Rachel Manning’s mother believes her daughter would still be alive if Barri White had not abandoned her.
Following sentencing of Shahidul Ahmed for Rachel’s murder, Liz Manning said: “We believe Rachel would still be with us today if she had not been abandoned by her boyfriend the night she was attacked, killed and brutally battered. We cannot forget that.”
Mrs Manning, a teacher, did not criticise the police and CPS for bringing the first case against Barrie White. She said: “At all times we believe the police followed the evidence available. We’ve had to go through four trials and an appeal and each time it has forced us to relive the grief.

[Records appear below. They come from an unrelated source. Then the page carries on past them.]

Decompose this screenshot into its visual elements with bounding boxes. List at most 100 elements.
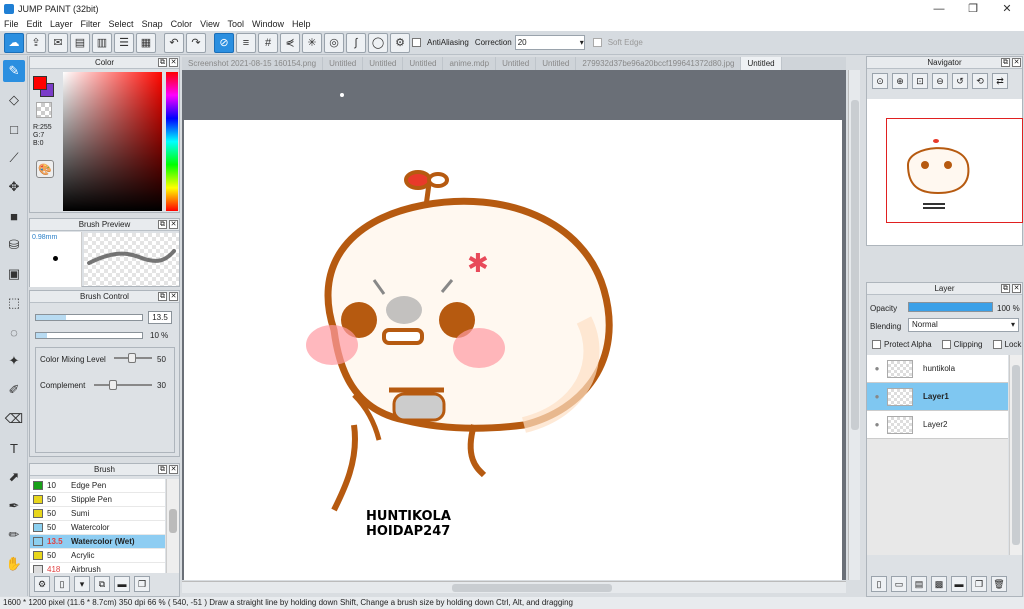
list-icon[interactable]: ☰ (114, 32, 134, 53)
rotate-reset-icon[interactable]: ⟲ (972, 73, 988, 89)
magic-wand-tool-icon[interactable]: ✦ (3, 350, 25, 372)
minimize-button[interactable]: — (922, 0, 956, 17)
layer-opacity-slider[interactable] (908, 302, 993, 312)
pen2-tool-icon[interactable]: ✏ (3, 524, 25, 546)
brush-list-scrollbar[interactable] (166, 479, 179, 573)
canvas-area[interactable]: ✱ HUNTIKOLA HOIDAP247 (182, 70, 846, 580)
eraser-tool-icon[interactable]: ◇ (3, 89, 25, 111)
tab-untitled-3[interactable]: Untitled (403, 57, 444, 70)
brush-item[interactable]: 50 Stipple Pen (30, 493, 165, 507)
mixing-thumb[interactable] (128, 353, 136, 363)
brush-item[interactable]: 50 Sumi (30, 507, 165, 521)
brush-list-scroll-thumb[interactable] (169, 509, 177, 533)
blending-select[interactable]: Normal ▾ (908, 318, 1019, 332)
cloud-icon[interactable]: ☁ (4, 32, 24, 53)
move-tool-icon[interactable]: ✥ (3, 176, 25, 198)
copy-brush-icon[interactable]: ⧉ (94, 576, 110, 592)
complement-thumb[interactable] (109, 380, 117, 390)
tab-untitled-2[interactable]: Untitled (363, 57, 404, 70)
snap-circle-icon[interactable]: ◎ (324, 32, 344, 53)
layer-list-scrollbar[interactable] (1009, 355, 1022, 555)
clipping-checkbox[interactable] (941, 340, 951, 349)
close-icon[interactable]: ✕ (1012, 284, 1021, 293)
snap-ellipse-icon[interactable]: ◯ (368, 32, 388, 53)
chat-icon[interactable]: ▤ (70, 32, 90, 53)
brush-item[interactable]: 50 Watercolor (30, 521, 165, 535)
menu-filter[interactable]: Filter (77, 19, 105, 29)
document-icon[interactable]: ▥ (92, 32, 112, 53)
brush-menu-icon[interactable]: ▾ (74, 576, 90, 592)
brush-settings-icon[interactable]: ⚙ (34, 576, 50, 592)
snap-radial-icon[interactable]: ✳ (302, 32, 322, 53)
folder-icon[interactable]: ▬ (114, 576, 130, 592)
canvas-horizontal-scrollbar[interactable] (182, 581, 846, 593)
rectangle-tool-icon[interactable]: □ (3, 118, 25, 140)
snap-curve-icon[interactable]: ∫ (346, 32, 366, 53)
tab-jpg[interactable]: 279932d37be96a20bccf199641372d80.jpg (576, 57, 742, 70)
new-raster-layer-icon[interactable]: ▭ (891, 576, 907, 592)
bucket-tool-icon[interactable]: ⛁ (3, 234, 25, 256)
snap-off-icon[interactable]: ⊘ (214, 32, 234, 53)
menu-view[interactable]: View (196, 19, 223, 29)
float-icon[interactable]: ⧉ (158, 465, 167, 474)
softedge-checkbox[interactable] (592, 38, 602, 47)
float-icon[interactable]: ⧉ (1001, 58, 1010, 67)
menu-file[interactable]: File (0, 19, 23, 29)
transparent-color-swatch[interactable] (36, 102, 52, 118)
brush-size-slider[interactable] (35, 314, 143, 321)
brush-item[interactable]: 50 Acrylic (30, 549, 165, 563)
layer-folder-icon[interactable]: ▬ (951, 576, 967, 592)
fill-rect-tool-icon[interactable]: ■ (3, 205, 25, 227)
operation-tool-icon[interactable]: ⬈ (3, 466, 25, 488)
layer-scroll-thumb[interactable] (1012, 365, 1020, 545)
brush-item[interactable]: 418 Airbrush (30, 563, 165, 573)
text-tool-icon[interactable]: T (3, 437, 25, 459)
duplicate-icon[interactable]: ❐ (134, 576, 150, 592)
close-icon[interactable]: ✕ (169, 292, 178, 301)
horizontal-scroll-thumb[interactable] (452, 584, 612, 592)
menu-color[interactable]: Color (167, 19, 197, 29)
tab-screenshot[interactable]: Screenshot 2021-08-15 160154.png (182, 57, 324, 70)
maximize-button[interactable]: ❐ (956, 0, 990, 17)
close-icon[interactable]: ✕ (169, 465, 178, 474)
tab-untitled-1[interactable]: Untitled (323, 57, 364, 70)
flip-icon[interactable]: ⇄ (992, 73, 1008, 89)
lasso-tool-icon[interactable]: ◌ (3, 321, 25, 343)
hand-tool-icon[interactable]: ✋ (3, 553, 25, 575)
select-eraser-tool-icon[interactable]: ⌫ (3, 408, 25, 430)
complement-slider[interactable] (94, 380, 152, 390)
new-layer-icon[interactable]: ▯ (871, 576, 887, 592)
close-icon[interactable]: ✕ (169, 58, 178, 67)
brush-size-input[interactable]: 13.5 (148, 311, 172, 324)
snap-crosshatch-icon[interactable]: # (258, 32, 278, 53)
visibility-icon[interactable]: ● (867, 420, 887, 429)
antialiasing-checkbox[interactable] (412, 38, 421, 47)
lock-checkbox[interactable] (992, 340, 1002, 349)
menu-help[interactable]: Help (288, 19, 315, 29)
palette-icon[interactable]: 🎨 (36, 160, 54, 178)
hue-slider[interactable] (166, 72, 178, 211)
menu-snap[interactable]: Snap (138, 19, 167, 29)
visibility-icon[interactable]: ● (867, 392, 887, 401)
comment-icon[interactable]: ✉ (48, 32, 68, 53)
visibility-icon[interactable]: ● (867, 364, 887, 373)
menu-layer[interactable]: Layer (46, 19, 77, 29)
layer-row[interactable]: ● huntikola (867, 355, 1008, 383)
close-icon[interactable]: ✕ (1012, 58, 1021, 67)
saturation-value-picker[interactable] (63, 72, 162, 211)
pen-tool-icon[interactable]: ✎ (3, 60, 25, 82)
brush-opacity-slider[interactable] (35, 332, 143, 339)
snap-parallel-icon[interactable]: ≡ (236, 32, 256, 53)
tab-untitled-active[interactable]: Untitled (741, 57, 782, 70)
line-tool-icon[interactable]: ⟋ (3, 147, 25, 169)
float-icon[interactable]: ⧉ (1001, 284, 1010, 293)
mixing-slider[interactable] (114, 353, 152, 363)
layer-row[interactable]: ● Layer2 (867, 411, 1008, 439)
new-text-layer-icon[interactable]: ▤ (911, 576, 927, 592)
close-icon[interactable]: ✕ (169, 220, 178, 229)
export-icon[interactable]: ⇪ (26, 32, 46, 53)
redo-icon[interactable]: ↷ (186, 32, 206, 53)
protect-alpha-checkbox[interactable] (872, 340, 881, 349)
zoom-actual-icon[interactable]: ⊡ (912, 73, 928, 89)
close-button[interactable]: ✕ (990, 0, 1024, 17)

“We are relieved at the verdict that has been reached today. We consider it a just conclusion.”
“We are grateful to the Good Samaritan who came to the aid of Shahidul Ahmed’s latest victim. Without his actions the DNA evidence crucial in this conviction would never have come to light.
“We would like to thank the police for their tireless efforts to bring Rachel’s killer to justice.
“We would like to remind everyone the case is about Rachel who was killed at the young ago of 19 with her young life before her. This has been denied not only denied to her, us her family and her friends.”
Barri White was not at court. Keith Hyatt said: “I am pleased at the result. My father Arthur died at the weekend. He was the one who contacted Rough Justice who got our convictions overturned.”
In his sentence remarks Mr Justice Wilkie said: “Rachel Manning, to use the words of her friend Chris Gardiner, was a charming witty, gregarious, happy, positive person. She had a great deal of spirit, common sense and a sense of responsibility.
“She could be brave as well as a peacemaker. Her mother had seen in her a maturity developing even at her young age. She had much to look forward to and was relishing the challenges that life would bring.
“Tragically at the age of 19 you Shahidul Ahmed snuffed all that out, driven, it would seem, by the same demons which led you, in 2010, to commit a sexual assault which luckily for that victim did not lead to a fatality.
“In similar vein in 2000 you must have accosted Rachel Manning when she was at her most vulnerable, a young girl wandering alone around the centre of Milton Keynes in the early hours of the morning.
“When she rebuffed your advances, perhaps screaming her outrage so as to waken and disturb some nearby residents, you resorted to a cowardly attack from behind and killed her. That may not have been your intention but it was the result of your advances upon her and your response to her rejection of them.
“Not only that but it would seem enraged by what you, in a warped way, may have felt she had made you do, you took out your anger and frustration on her much loved face and disfigured it by great violence having sought to dispose of her where she would not be found for a sufficient time to enable you to cover your tracks.
“Those factors of her vulnerability, your unlawful advances upon her, your subsequent concealment of and desecration of her body are aggravating features of your offence.
“For almost 10 years you lived, undetected with the knowledge of what you had done. You must have been aware that two other people, Barri White and Keith Hyatt, had suffered the agony of being accused convicted and imprisoned for offences of which they were wholly innocent and although this was eventually put right, nothing can bring back either Rachel’s lost life or their lost years.
“Fortunately, out of the misfortune of the woman attacked by you in 2010, the police were at last able to identify you as the person who had attacked her then killed her, carried her body to where it was dumped under some bushes and wielded the weapon used to damage her face.”
He told Rachel’s parents: “No one can imagine the grief you must have suffered. I can only admire the stoicism you have shown in this court and convey to you my profound sympathy over the loss of your daughter Rachel and everything that has happened since then until today.”